One of Germany's most popular and delicious dishes. Beef Rouladen is a hearty meat dish, made of thin beef slices, filled with mustard and pickles. Rolled up and cooked in a delicious sauce.
Start by slicing the cornichons into thin strips. Peel the onions, half them, and slice them into thin stripes. Place each beef slice between two sheets of plastic. Now pound them with the flat side of the meat mallet or the bottom of a heavy saucepan. This will make them easier to roll up later.
12 cornichons, 2 onions, 4 beef slices
Season the meat on both sides with salt and pepper. Spread a teaspoon of mustard on each slice. Place a slice of bacon on top. Now alternatively add the cornichons and onion slices. Make sure you leave a 2 cm edge (if possible).
4 teaspoon mustard, 4 slices bacon, salt and pepper
Roll your beef roulade. First, fold the edges of the long side of your roulade. This will prevent the contents from falling out while cooking. Then roll it up for the short side. (If the cut of the meat is too narrow, then skip the step of folding the long side).
Secure them with some kitchen yarn.
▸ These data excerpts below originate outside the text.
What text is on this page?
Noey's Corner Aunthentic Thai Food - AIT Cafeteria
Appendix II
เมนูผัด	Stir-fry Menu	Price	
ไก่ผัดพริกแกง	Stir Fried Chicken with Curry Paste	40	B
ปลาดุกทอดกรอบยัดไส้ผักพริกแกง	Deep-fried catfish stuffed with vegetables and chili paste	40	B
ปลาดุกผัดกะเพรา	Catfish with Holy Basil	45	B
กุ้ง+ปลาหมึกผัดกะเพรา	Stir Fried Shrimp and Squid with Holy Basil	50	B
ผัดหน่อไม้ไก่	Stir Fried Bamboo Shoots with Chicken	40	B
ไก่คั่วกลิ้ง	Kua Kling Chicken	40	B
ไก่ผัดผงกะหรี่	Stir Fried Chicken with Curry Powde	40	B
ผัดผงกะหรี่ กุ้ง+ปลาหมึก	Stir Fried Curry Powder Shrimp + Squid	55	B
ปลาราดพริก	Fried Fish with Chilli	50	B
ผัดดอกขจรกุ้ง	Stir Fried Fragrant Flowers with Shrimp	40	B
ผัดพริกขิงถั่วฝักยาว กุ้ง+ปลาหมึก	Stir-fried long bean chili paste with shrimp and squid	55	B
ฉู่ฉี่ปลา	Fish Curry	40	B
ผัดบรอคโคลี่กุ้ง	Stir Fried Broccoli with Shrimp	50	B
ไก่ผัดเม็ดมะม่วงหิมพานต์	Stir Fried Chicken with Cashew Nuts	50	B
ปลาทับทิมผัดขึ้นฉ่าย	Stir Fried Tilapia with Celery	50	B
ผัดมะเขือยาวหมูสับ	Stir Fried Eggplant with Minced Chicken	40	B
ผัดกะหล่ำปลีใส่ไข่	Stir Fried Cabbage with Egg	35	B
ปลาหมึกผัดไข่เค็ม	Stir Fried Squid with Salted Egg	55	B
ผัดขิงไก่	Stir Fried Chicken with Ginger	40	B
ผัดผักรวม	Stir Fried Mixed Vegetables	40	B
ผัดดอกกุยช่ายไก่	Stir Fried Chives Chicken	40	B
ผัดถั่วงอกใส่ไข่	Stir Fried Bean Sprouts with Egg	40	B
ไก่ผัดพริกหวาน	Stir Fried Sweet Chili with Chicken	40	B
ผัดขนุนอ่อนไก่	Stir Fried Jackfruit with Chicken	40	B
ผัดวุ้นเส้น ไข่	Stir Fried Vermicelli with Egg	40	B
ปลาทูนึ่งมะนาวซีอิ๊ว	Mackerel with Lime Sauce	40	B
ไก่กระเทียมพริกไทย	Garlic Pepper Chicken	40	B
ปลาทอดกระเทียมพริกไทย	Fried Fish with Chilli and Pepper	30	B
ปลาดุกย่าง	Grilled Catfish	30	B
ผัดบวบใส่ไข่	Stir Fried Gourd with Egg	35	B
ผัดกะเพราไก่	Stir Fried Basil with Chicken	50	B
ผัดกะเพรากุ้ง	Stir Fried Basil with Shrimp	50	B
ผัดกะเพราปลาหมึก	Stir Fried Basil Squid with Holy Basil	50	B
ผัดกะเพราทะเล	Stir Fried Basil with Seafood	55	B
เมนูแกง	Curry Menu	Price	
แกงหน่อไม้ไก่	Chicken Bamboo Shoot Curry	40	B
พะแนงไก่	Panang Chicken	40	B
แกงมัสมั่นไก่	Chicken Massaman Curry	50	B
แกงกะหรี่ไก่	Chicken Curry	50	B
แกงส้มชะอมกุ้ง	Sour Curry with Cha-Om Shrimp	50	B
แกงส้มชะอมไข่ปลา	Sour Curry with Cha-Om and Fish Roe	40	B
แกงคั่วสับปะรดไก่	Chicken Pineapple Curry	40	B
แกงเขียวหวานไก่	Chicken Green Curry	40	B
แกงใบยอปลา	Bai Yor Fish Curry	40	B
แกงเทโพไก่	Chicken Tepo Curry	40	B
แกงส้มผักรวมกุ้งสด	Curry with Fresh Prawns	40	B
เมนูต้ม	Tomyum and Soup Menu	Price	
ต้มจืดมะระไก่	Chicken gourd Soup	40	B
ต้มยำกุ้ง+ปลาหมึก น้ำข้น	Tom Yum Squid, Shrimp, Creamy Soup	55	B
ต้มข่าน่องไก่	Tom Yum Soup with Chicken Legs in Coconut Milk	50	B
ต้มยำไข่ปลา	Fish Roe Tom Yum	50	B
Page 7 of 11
I like to wrap mine like presents. (see image) Alternatively, you can secure them with toothpicks.
If you are using an oven, preheat it now to 180°C/356°F fan-assisted heat.
Heat up the oil and on a high heat sear the rouladen on all sides. This will release the roasting flavors. If you are making a lot of rouladen, fry them in small batches). Then remove from the pan.
2 tablespoon clarified butter
Peel the carrot and onion and roughly cube. Slice the leek into thin rings. Peel and finely slice the garlic.
In the same pan that you fried the beef in, heat the additional tablespoon of oil. Fry the vegetables on medium heat for approximately 5 minutes. Add the tomato paste and fry for a further minute. Now deglaze the vegetables with the red wine. Boil until the liquid has reduced to half. Add the thyme and bay leaves and 2 tablespoons of cranberry sauce.
1 tablespoon tomato paste, 1 ½ cups red wine, 2 tablespoon cranberry sauce, 1 teaspoon thyme, 1 tablespoon vegetable oil
Now place the rouladen back into the saucepan. Pour over the beef broth. The rouladen should just be covered with the liquid. Choose one of the following 3 options to cook your rouladen:
3 cups beef stock /beef broth
In the oven
Place in the oven and cook for approximately 90 minutes. Check every 30 minutes. Turn the roulade so each side will be cooked in the sauce. Top up the sauce each time with the either more wine or broth, if you find the sauce reduces too much.
On the hob
Cook the rouladen on a low to medium heat for approximatley 90 min Check every 30 minutes . Turn the roulade so it each side will be cooked in the sauce. Top up the sauce each time with the either more wine or broth, if you find the sauce reduces too much.
In a slowcooker / crock pot
Place the rouladen in your slow cooker (affiliate link) and add the lid. Cook it for 7-8 hours on low or 4 hours on high. Turn the roulade so that each side will be cooked in the sauce. Check that the rouladen are still submerged in liquid one in a while. If you need to top up with liquid, do not top up with the wine, as it is not hot enough to cook of the alcohol.
To make the sauce
Remove the bay leaves from the vegetables. With an immersion stick blend the vegetables to a thick sauce. Taste and add more cranberry sauce to sweeten. Those who find it a little too sweet can add a tablespoon of gherkin water from the cornichon jar. Season with salt and pepper.
Serve
Serve warm, pour the sauce over the rolladen and serve with potato dumplings, spätzle, and German red cabbage. See main post for more inspiration.
Notes
This recipe assumes you will eat 1 roulade per person. If you want to make more, just double the quantity of the roulade ingredients. There is no need to double the ingredients for the sauce, as there will be plenty. I recommend referring to the step-by-step pictures in the main post, when making this recipes for the first time.
Storage Instructions
You can store your beef rouladen in an airtight container in the fridge for up to 4 days.Make aheadThese beef rolls are great to prepare the day before. You can just reheat them in the oven at a low temperature, ready for your guests.
Can you freeze Rouladen?
You can freeze rouladen, cooked or uncooked. If you freeze them cooked, then ensure that they are covered in sauce, as this will make them more tender when defrosted and reheated.You can also freeze them uncooked but already rolled up. They will last in the freezer for up to three months.